Sunday, November 26, 2023 – Christ the King Sunday

Speaker: Drew Brislin
Category: Weekly Sermons

Ezekiel 34:11-16,20-24; Psalm 95:1-7a; Ephesians 1:15-23; Matthew 25:31-46

The Rev. Drew Brislin

The season of Christmas movies has kicked into full gear. They seem to be starting them earlier and earlier, even broadcasting new ones during Christmas in July campaigns. While the story lines vary there are inevitably at least one or two if not more that involve some kind of royal character whether it’s a prince or princess who is looking to be treated like a regular person and so they embark on some adventure that leads them to hide their identity. You know how it ends too, they meet someone, a commoner, and end up falling in love and live happily ever after. These royals were seeking common relationships very much in the same way that God sought relationship with us. God sought to be in relationship with us too and to that end he accommodates us by humbling himself and taking on human form in Jesus. Over the centuries there have been a lot of debates and arguments over how God does this, and I think it is safe to say that it’s just a mystery. We are not to figure out how God does what he does but we are to simply just take comfort in his love for us and appreciate the mystery. Today, the church celebrates Christ the King Sunday or Reign of Christ Sunday as it is called in other denominations. It is the day in which we celebrate the kingly nature of Jesus. This is a relatively new feast day within the church that is not quite a hundred years old yet, having been established by Pope Pius XI in 1925. As people began to turn to charismatic leaders like Hitler and Mussolini, the pope sought to turn people’s attention back to Jesus and so looked to turn attention back to Christ by focusing on his kingly nature. As we look to bring this season of Pentecost to an end and enter into the season Advent and the season of incarnation, it seems right that we should focus on this aspect or nature of Christ. As we all know though, Jesus is a different kind of king, and we learn this in our Gospel reading this morning.

This very familiar reading places us at the end of Jesus’ farewell discourse just before the Passion begins. Like a teacher preparing to retire, Jesus wants to make sure that his students have the tools necessary to carry on in his absence. When engaged in a certain way though I think this reading can be very difficult. I think it can be easy to read this passage and miss the Gospel. So often this part of Matthew sounds like a rule book or a guide for how to get to Heaven as if what we do affects that decision. That getting into Heaven is something we earn, and some people are in, and some people are out. I think though that salvation is not so much something we achieve, but rather something we discover when we least expect it. Jesus was not trying to tell us how to get to heaven but rather where heaven can be found. In his instruction to feed and give water and visit, Jesus is looking for love from us that is overflowing, not calculated efforts. Jesus is in effect giving us a wellness check and so maybe we are challenged to see the separation of the sheep and the goats as some people are in and some are out but rather maybe as those actions that draw us away from God and those that draw us closer. Kind of like a doctor telling us which foods are good for us and which are not as good for us and how to stay healthy. What if we see the goats as those things that get in the way of our relationships with each other and with God and the sheep as those things that help us to draw closer to one another and with God. On this Christ the King Sunday we are called to focus on our relationships with each other and this in turn draws our attention to our relationship with Jesus.

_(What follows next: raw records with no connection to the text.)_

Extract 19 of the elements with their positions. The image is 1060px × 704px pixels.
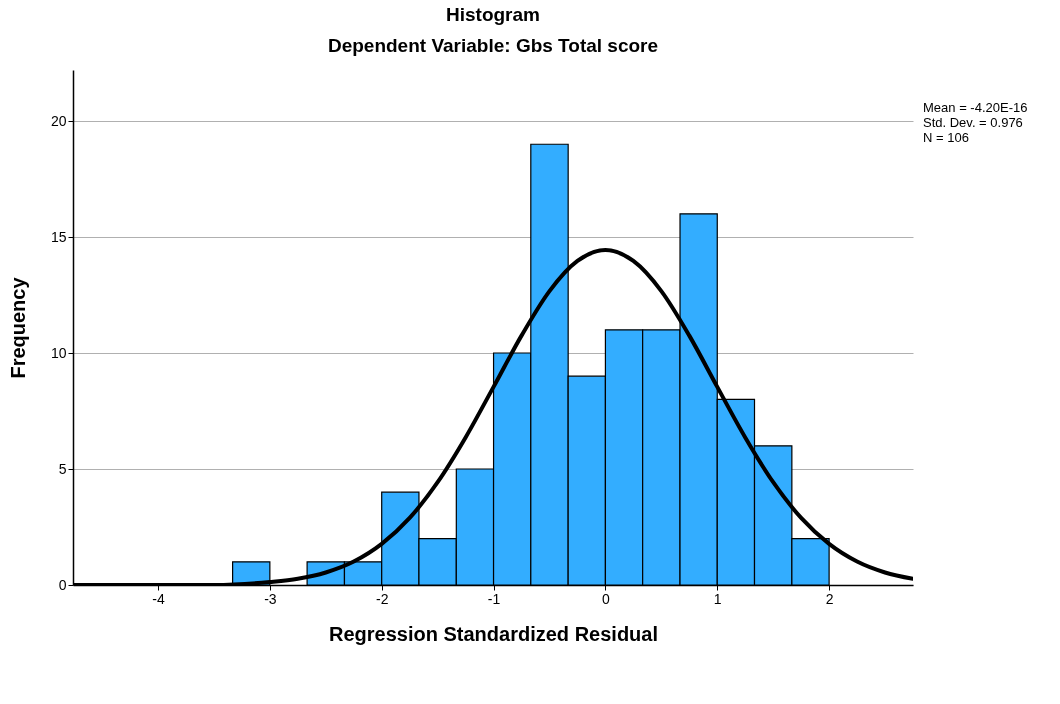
y-tick-label: 15 (50, 228, 67, 245)
x-tick-label: -3 (264, 590, 277, 607)
y-tick-label: 10 (50, 344, 67, 361)
x-tick-label: 2 (825, 590, 834, 607)
x-tick-label: -4 (152, 590, 165, 607)
x-tick-label: 1 (713, 590, 722, 607)
y-tick-label: 5 (58, 460, 67, 477)
x-tick-label: -1 (487, 590, 501, 607)
x-tick-label: -2 (375, 590, 389, 607)
text: N = 106 (923, 130, 969, 145)
y-axis-title: Frequency (6, 276, 29, 379)
y-tick-label: 20 (50, 112, 67, 129)
x-tick-label: 0 (602, 590, 611, 607)
x-axis-title: Regression Standardized Residual (329, 622, 658, 645)
text: Std. Dev. = 0.976 (923, 115, 1023, 130)
chart-subtitle: Dependent Variable: Gbs Total score (327, 35, 659, 56)
chart-title: Histogram (446, 4, 540, 25)
text: Mean = -4.20E-16 (923, 100, 1028, 115)
y-tick-label: 0 (58, 576, 67, 593)
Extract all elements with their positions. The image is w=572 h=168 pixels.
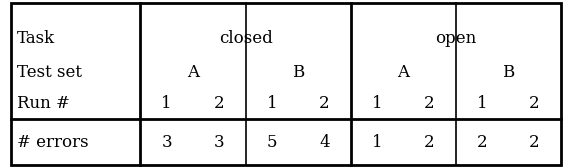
Text: 1: 1	[371, 95, 382, 112]
Text: 2: 2	[529, 95, 539, 112]
Text: 3: 3	[214, 134, 225, 151]
Text: Test set: Test set	[17, 64, 82, 81]
Text: 4: 4	[319, 134, 329, 151]
Text: A: A	[187, 64, 199, 81]
Text: 1: 1	[476, 95, 487, 112]
Text: 5: 5	[267, 134, 277, 151]
Text: Run #: Run #	[17, 95, 70, 112]
Text: # errors: # errors	[17, 134, 89, 151]
Text: 2: 2	[424, 95, 435, 112]
Text: A: A	[397, 64, 409, 81]
Text: 1: 1	[267, 95, 277, 112]
Text: open: open	[435, 30, 476, 47]
Text: 3: 3	[161, 134, 172, 151]
Text: 1: 1	[161, 95, 172, 112]
Text: B: B	[502, 64, 514, 81]
Text: 2: 2	[424, 134, 435, 151]
Text: 1: 1	[371, 134, 382, 151]
Text: B: B	[292, 64, 304, 81]
Text: 2: 2	[529, 134, 539, 151]
Text: closed: closed	[219, 30, 272, 47]
Text: 2: 2	[476, 134, 487, 151]
Text: 2: 2	[319, 95, 329, 112]
Text: Task: Task	[17, 30, 55, 47]
Text: 2: 2	[214, 95, 225, 112]
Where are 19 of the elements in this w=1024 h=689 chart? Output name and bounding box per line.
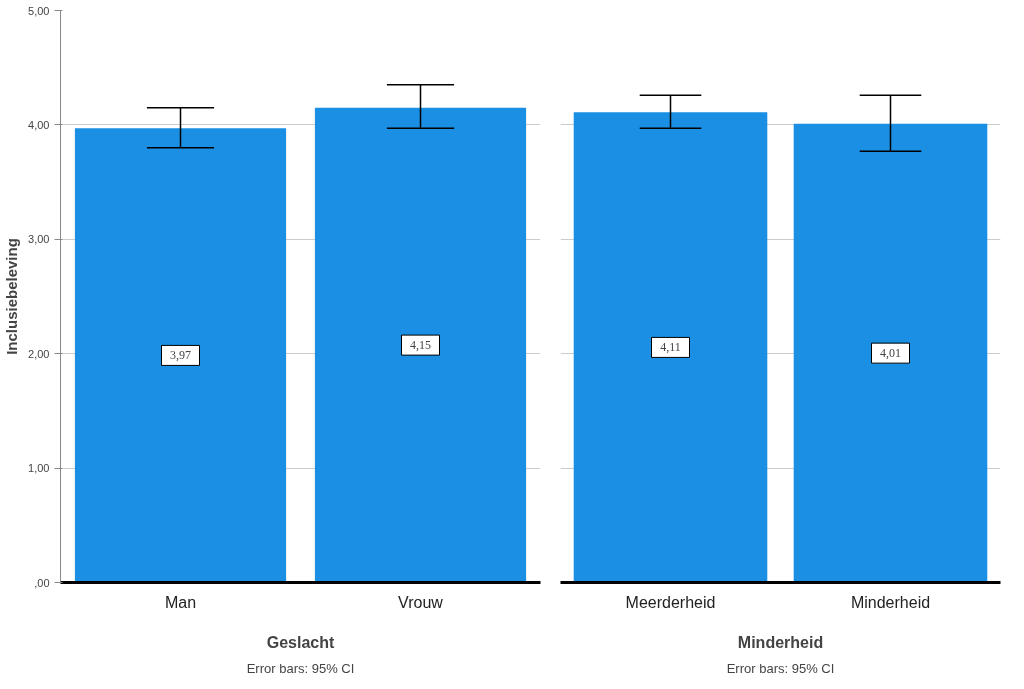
y-tick-label: 3,00 [28,233,50,246]
x-tick-label: Vrouw [398,593,444,611]
x-axis-title: Minderheid [737,633,824,651]
text: Error bars: 95% CI [246,660,355,676]
y-tick-label: 5,00 [28,4,50,17]
x-tick-label: Minderheid [850,593,931,611]
y-tick-label: 2,00 [28,347,50,360]
data-label: 3,97 [170,348,191,363]
x-tick-label: Man [164,593,197,611]
text: Error bars: 95% CI [726,660,835,676]
data-label: 4,11 [660,340,681,355]
y-axis-title: Inclusiebeleving [3,238,21,355]
y-tick-label: 1,00 [28,462,50,475]
x-axis-title: Geslacht [266,633,335,651]
data-label: 4,15 [410,338,431,353]
x-tick-label: Meerderheid [625,593,716,611]
data-label: 4,01 [880,346,901,361]
y-tick-label: ,00 [34,576,50,589]
y-tick-label: 4,00 [28,118,50,131]
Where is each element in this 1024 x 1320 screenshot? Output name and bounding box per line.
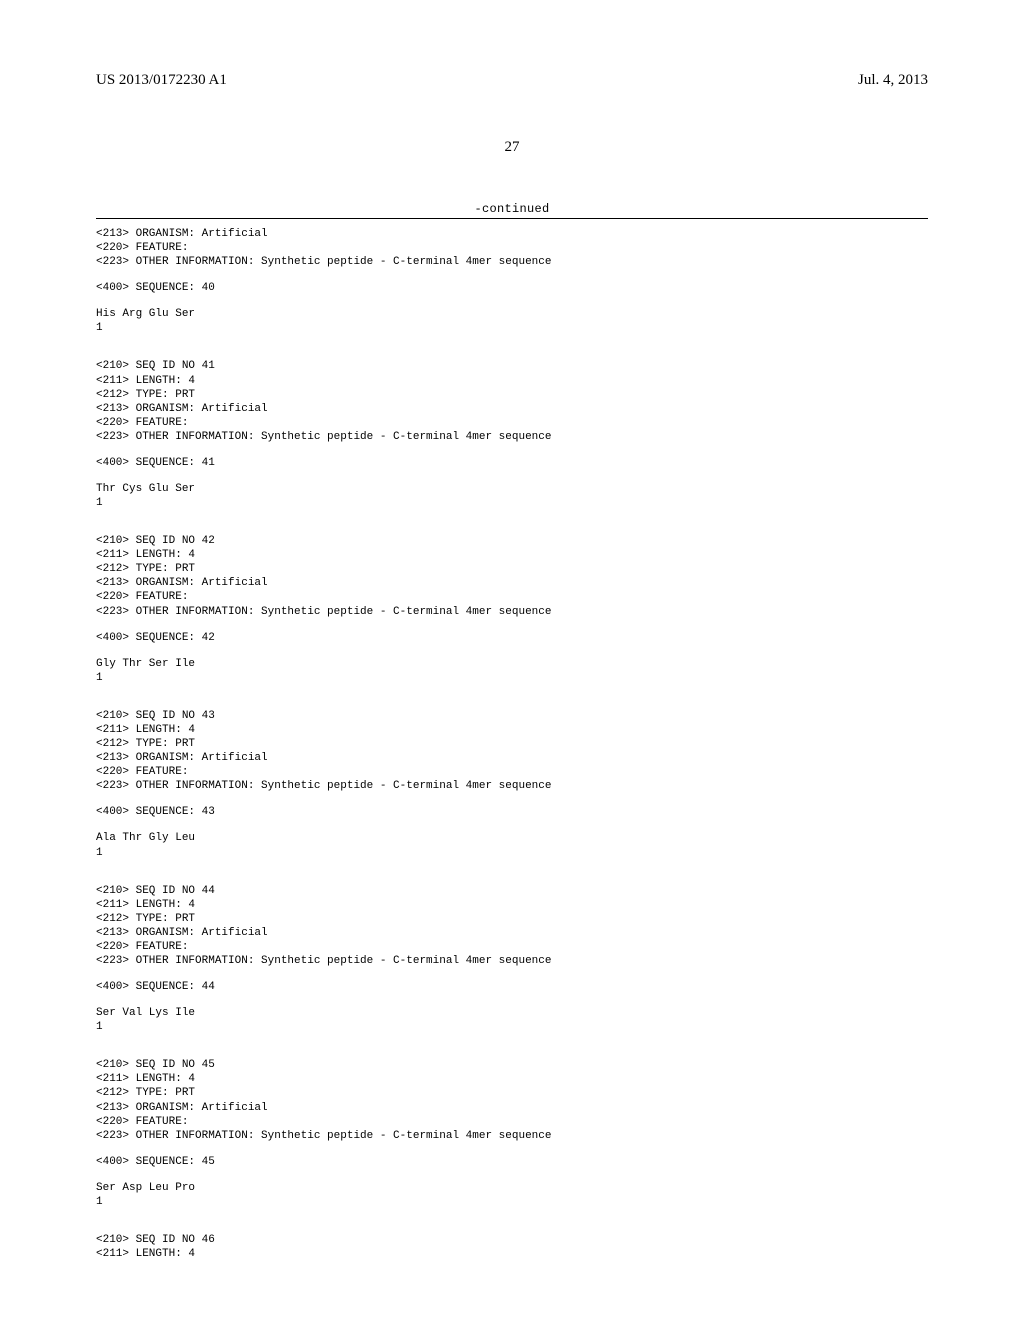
listing-line: 1 (96, 671, 928, 685)
listing-line: 1 (96, 846, 928, 860)
listing-line: <223> OTHER INFORMATION: Synthetic pepti… (96, 430, 928, 444)
listing-line: Gly Thr Ser Ile (96, 657, 928, 671)
publication-date: Jul. 4, 2013 (858, 72, 928, 89)
listing-line: <211> LENGTH: 4 (96, 548, 928, 562)
listing-line: <211> LENGTH: 4 (96, 374, 928, 388)
listing-line: <212> TYPE: PRT (96, 388, 928, 402)
listing-line: <211> LENGTH: 4 (96, 1247, 928, 1261)
page-header: US 2013/0172230 A1 Jul. 4, 2013 (96, 72, 928, 89)
listing-line: <400> SEQUENCE: 45 (96, 1155, 928, 1169)
listing-line: <223> OTHER INFORMATION: Synthetic pepti… (96, 954, 928, 968)
listing-line: <400> SEQUENCE: 44 (96, 980, 928, 994)
listing-line: <213> ORGANISM: Artificial (96, 1101, 928, 1115)
listing-line: <212> TYPE: PRT (96, 912, 928, 926)
listing-line: Thr Cys Glu Ser (96, 482, 928, 496)
blank-line (96, 444, 928, 456)
blank-line (96, 645, 928, 657)
listing-line: <400> SEQUENCE: 41 (96, 456, 928, 470)
listing-line: 1 (96, 1195, 928, 1209)
listing-line: Ser Val Lys Ile (96, 1006, 928, 1020)
blank-line (96, 968, 928, 980)
listing-line: 1 (96, 1020, 928, 1034)
blank-line (96, 1169, 928, 1181)
listing-line: <210> SEQ ID NO 43 (96, 709, 928, 723)
listing-line: His Arg Glu Ser (96, 307, 928, 321)
listing-line: <213> ORGANISM: Artificial (96, 926, 928, 940)
blank-line (96, 470, 928, 482)
listing-line: <223> OTHER INFORMATION: Synthetic pepti… (96, 605, 928, 619)
listing-line: <210> SEQ ID NO 41 (96, 359, 928, 373)
listing-line: <220> FEATURE: (96, 765, 928, 779)
listing-line: <213> ORGANISM: Artificial (96, 751, 928, 765)
listing-line: <211> LENGTH: 4 (96, 898, 928, 912)
listing-line: <220> FEATURE: (96, 241, 928, 255)
listing-line: <212> TYPE: PRT (96, 562, 928, 576)
sequence-listing: <213> ORGANISM: Artificial<220> FEATURE:… (96, 227, 928, 1261)
listing-line: <210> SEQ ID NO 46 (96, 1233, 928, 1247)
listing-line: <223> OTHER INFORMATION: Synthetic pepti… (96, 1129, 928, 1143)
blank-line (96, 335, 928, 359)
listing-line: <223> OTHER INFORMATION: Synthetic pepti… (96, 255, 928, 269)
listing-line: <211> LENGTH: 4 (96, 723, 928, 737)
blank-line (96, 1034, 928, 1058)
listing-line: <400> SEQUENCE: 43 (96, 805, 928, 819)
listing-line: <210> SEQ ID NO 45 (96, 1058, 928, 1072)
page-number: 27 (96, 139, 928, 156)
listing-line: <212> TYPE: PRT (96, 1086, 928, 1100)
page: US 2013/0172230 A1 Jul. 4, 2013 27 -cont… (0, 0, 1024, 1320)
blank-line (96, 819, 928, 831)
listing-line: <210> SEQ ID NO 42 (96, 534, 928, 548)
listing-line: Ala Thr Gly Leu (96, 831, 928, 845)
listing-line: <400> SEQUENCE: 40 (96, 281, 928, 295)
listing-line: <220> FEATURE: (96, 940, 928, 954)
blank-line (96, 793, 928, 805)
blank-line (96, 860, 928, 884)
listing-line: <213> ORGANISM: Artificial (96, 576, 928, 590)
top-rule (96, 218, 928, 219)
blank-line (96, 1143, 928, 1155)
listing-line: <211> LENGTH: 4 (96, 1072, 928, 1086)
blank-line (96, 295, 928, 307)
listing-line: <213> ORGANISM: Artificial (96, 227, 928, 241)
publication-number: US 2013/0172230 A1 (96, 72, 227, 89)
continued-label: -continued (96, 202, 928, 216)
listing-line: <212> TYPE: PRT (96, 737, 928, 751)
listing-line: 1 (96, 321, 928, 335)
listing-line: <220> FEATURE: (96, 1115, 928, 1129)
listing-line: <220> FEATURE: (96, 590, 928, 604)
blank-line (96, 685, 928, 709)
listing-line: <210> SEQ ID NO 44 (96, 884, 928, 898)
listing-line: 1 (96, 496, 928, 510)
blank-line (96, 269, 928, 281)
listing-line: <220> FEATURE: (96, 416, 928, 430)
blank-line (96, 619, 928, 631)
blank-line (96, 994, 928, 1006)
listing-line: <213> ORGANISM: Artificial (96, 402, 928, 416)
blank-line (96, 1209, 928, 1233)
listing-line: <223> OTHER INFORMATION: Synthetic pepti… (96, 779, 928, 793)
listing-line: <400> SEQUENCE: 42 (96, 631, 928, 645)
blank-line (96, 510, 928, 534)
listing-line: Ser Asp Leu Pro (96, 1181, 928, 1195)
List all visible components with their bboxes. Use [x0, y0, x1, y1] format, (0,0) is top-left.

While our Gospel reading this morning comes near the end of the book, the authors of Matthew’s Gospel begin their work with the phrase “An account of the genealogy of Jesus, the Messiah, the son of David, the son of Abraham.” In our beloved King James Version of the Bible, we often refer to this as the begot section. You know the Abraham begot Isaac and Isaac begot Jacob and so forth and so on through King David until we come to Joseph and then Jesus. It is Matthew’s argument for why Jesus is the Messiah, the Christ. These early passages draw us to Jesus’ royal lineage from his birth, however, in a few short months this kingly nature from birth will be juxtaposed with his kingly nature at death on Good Friday as he is nailed to a cross, and sign is placed above his head proclaiming him King to the objection of those in authority who saw him as a threat. Christ is the King that draws us into a new relationship because of the unearned grace that we now enjoy because of what he endured for us on the cross. Because grace is undeserved and unearned, I think we are called to engage our Gospel this morning with that same spirit of generosity. I think this is the heart of those Christmas movies. They seek to erase the lines of who is in and who is out. The royal seeks the commoner because the relationship is genuine. They are stories that draw us into places of inclusion. We learn that those called to positions of leadership are called to positions of service. When we feed, give drink, visit, welcome, and cloth the stranger we do this to Jesus because we are all created in our beloved maker’s image and so are created with his light and life in us. While we all are a little bit goat and we all are a little bit sheep, I think Jesus is calling us this morning to be his sheep in the world as we seek to spread his love in a world full of goats.